Burrington Camp Hillfort, Somerset


Burrington Camp hillfort is one of three hillforts on the Northern Mendip Scarp. The others are Dolebury and Banwell. It is tempting to think of them as a network, however there is no evidence that all three were in use at the same time – in fact there is some doubt whether Burrington Camp was ever finished.

Burrington is roughly shaped like a playing card, and encloses approx. 2 acres. It has an unusual rampart extension on the South West corner and another smaller extension on the North-East. It also has a peculiar inner ditch, which prompted Arthur Hadrian Allcroft – an early investigator and impressively prolific Classical scholar – to compare it with monuments like Avebury.(1)

This might strike anyone with a passing acquaintance with prehistoric archaeology as an odd comparison to make, but this was 1908 – and the word ‘henge’ had not yet been selected as a descriptor for a non-defensive enclosure characterised by an internal bank and an external ditch – the precise opposite of the usual hillfort arrangement. By using Avebury as an analogue, Allcroft was referring to a common configuration, rather than any broader similarity.
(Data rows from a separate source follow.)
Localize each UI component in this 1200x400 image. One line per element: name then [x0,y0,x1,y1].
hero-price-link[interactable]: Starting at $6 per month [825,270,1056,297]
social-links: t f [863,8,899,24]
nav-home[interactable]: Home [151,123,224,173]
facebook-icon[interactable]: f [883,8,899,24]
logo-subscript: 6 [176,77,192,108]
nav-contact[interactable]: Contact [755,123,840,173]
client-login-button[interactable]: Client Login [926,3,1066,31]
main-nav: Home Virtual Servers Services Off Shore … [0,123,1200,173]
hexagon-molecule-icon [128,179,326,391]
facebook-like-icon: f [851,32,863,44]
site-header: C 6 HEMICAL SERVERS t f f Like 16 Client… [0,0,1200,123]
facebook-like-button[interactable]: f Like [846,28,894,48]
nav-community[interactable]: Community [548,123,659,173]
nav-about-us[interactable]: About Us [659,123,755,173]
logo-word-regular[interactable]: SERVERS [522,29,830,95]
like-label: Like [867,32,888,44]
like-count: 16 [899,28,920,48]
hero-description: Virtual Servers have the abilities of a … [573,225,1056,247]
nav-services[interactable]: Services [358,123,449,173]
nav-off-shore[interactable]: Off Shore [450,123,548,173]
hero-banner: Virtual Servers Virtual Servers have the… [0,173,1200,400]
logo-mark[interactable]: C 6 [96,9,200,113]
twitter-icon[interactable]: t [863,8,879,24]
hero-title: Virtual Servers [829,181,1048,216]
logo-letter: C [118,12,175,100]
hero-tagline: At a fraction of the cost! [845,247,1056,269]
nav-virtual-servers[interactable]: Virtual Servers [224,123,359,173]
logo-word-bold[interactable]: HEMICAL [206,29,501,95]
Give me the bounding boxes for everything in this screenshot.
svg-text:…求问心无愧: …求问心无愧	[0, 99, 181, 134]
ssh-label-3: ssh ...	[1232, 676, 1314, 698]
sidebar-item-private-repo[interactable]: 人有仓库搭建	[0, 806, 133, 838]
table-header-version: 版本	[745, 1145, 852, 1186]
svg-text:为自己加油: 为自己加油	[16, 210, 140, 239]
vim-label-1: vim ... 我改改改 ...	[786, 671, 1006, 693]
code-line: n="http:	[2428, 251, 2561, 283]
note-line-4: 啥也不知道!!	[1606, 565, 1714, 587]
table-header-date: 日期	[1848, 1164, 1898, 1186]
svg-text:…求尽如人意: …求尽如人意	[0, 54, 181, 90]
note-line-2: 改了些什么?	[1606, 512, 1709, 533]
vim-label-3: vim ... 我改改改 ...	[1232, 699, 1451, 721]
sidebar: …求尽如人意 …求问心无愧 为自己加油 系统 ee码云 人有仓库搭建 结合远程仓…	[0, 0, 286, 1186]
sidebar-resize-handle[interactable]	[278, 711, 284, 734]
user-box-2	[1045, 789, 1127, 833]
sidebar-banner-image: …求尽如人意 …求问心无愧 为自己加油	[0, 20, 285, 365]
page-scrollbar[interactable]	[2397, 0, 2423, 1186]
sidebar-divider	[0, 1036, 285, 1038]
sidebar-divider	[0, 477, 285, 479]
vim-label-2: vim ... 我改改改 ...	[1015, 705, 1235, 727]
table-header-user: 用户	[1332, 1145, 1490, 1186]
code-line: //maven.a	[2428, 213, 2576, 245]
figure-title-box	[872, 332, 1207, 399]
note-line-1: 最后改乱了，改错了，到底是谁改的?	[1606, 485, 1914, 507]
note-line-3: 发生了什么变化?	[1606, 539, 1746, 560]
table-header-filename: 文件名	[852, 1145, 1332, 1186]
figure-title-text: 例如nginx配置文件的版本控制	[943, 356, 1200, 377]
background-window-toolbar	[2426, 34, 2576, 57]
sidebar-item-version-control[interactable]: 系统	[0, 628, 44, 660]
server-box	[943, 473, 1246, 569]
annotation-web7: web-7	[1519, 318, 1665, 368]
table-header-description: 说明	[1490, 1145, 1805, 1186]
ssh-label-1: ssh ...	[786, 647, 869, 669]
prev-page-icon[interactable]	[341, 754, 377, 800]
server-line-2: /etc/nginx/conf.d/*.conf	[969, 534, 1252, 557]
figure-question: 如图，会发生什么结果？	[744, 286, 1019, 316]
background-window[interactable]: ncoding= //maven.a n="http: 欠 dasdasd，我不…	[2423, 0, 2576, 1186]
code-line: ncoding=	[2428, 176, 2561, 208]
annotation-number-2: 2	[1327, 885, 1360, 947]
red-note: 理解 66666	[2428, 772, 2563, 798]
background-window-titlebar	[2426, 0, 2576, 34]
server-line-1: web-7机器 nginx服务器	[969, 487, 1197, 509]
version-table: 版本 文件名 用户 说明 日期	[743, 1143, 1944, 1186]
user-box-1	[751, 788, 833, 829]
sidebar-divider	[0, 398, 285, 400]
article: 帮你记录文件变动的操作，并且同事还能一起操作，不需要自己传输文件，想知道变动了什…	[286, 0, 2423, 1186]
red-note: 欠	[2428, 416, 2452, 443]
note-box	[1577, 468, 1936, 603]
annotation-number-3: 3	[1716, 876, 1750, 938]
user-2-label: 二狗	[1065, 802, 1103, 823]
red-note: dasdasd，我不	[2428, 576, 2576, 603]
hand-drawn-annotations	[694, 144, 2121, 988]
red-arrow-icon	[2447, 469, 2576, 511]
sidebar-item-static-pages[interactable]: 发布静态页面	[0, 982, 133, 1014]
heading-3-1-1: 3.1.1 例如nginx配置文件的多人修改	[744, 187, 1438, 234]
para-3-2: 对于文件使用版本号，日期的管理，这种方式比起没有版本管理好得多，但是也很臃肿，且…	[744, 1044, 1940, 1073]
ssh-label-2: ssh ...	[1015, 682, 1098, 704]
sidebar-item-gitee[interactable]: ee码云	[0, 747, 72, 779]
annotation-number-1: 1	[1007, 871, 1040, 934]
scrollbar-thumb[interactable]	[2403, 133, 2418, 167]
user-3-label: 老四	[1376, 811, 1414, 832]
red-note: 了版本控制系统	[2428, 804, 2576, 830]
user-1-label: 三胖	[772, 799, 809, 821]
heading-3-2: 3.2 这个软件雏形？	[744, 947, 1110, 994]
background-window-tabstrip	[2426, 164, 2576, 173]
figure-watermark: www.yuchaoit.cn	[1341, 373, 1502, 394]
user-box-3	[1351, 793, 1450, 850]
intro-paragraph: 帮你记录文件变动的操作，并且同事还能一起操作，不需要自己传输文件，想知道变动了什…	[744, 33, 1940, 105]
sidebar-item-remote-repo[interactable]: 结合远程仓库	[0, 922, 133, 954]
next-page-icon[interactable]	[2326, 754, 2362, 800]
The word ‘henge’, incidentally, was chosen in 1932 by Thomas Kendrick, a Director of the British Museum. For someone who had produced major works on prehistory, and was thoroughly intimate with the subject, it was a fabulously peculiar choice in that it almost entirely fails to describe the monument type it was selected to represent. And an internal ditch certainly is an odd feature if your intention is defence. By placing the ditch on the outside of the bank or rampart, you are forcing any attacker to increase a height disadvantage – however if you reverse the situation you are forcing the disadvantage on yourself.

If it was instead intended for livestock – to be used as a corral, situated as it is between high and low grazing grounds (and over which it has splendid views), then defence may not be such an issue. However an excavation and test pitting of the site discovered no human occupation layers (not a single artefact was uncovered), and no evidence of ground turbation by livestock. Tratman suggested that this enclosure was never finished – either because the threat that had prompted its construction had passed without incident, or overrun the builders before the work was complete.(2) Unfinished or otherwise, he refers to the defences as ‘feeble’, and indeed from all the sources, you generally get the impression that Burrington Camp is something of an oddity. Peter Ellis has noted a similarity in size and shape to the Roman ‘fortlet’ at Charterhouse.(3)

Location

OS map reference: ST 4780 5878. Nearest town/village: Burrington.

References:

1. Allcroft, Hadrian, Arthur (1908). Earthwork of England. Macmillan & co.

2. Tratman,E.K 1963. Archaeological Notes – Burrington Camp. UBSS Proceedings, 10(1) , pp 16-21

3. Ellis, Peter (1992). Mendip Hills AONB Archaeological Survey (PDF).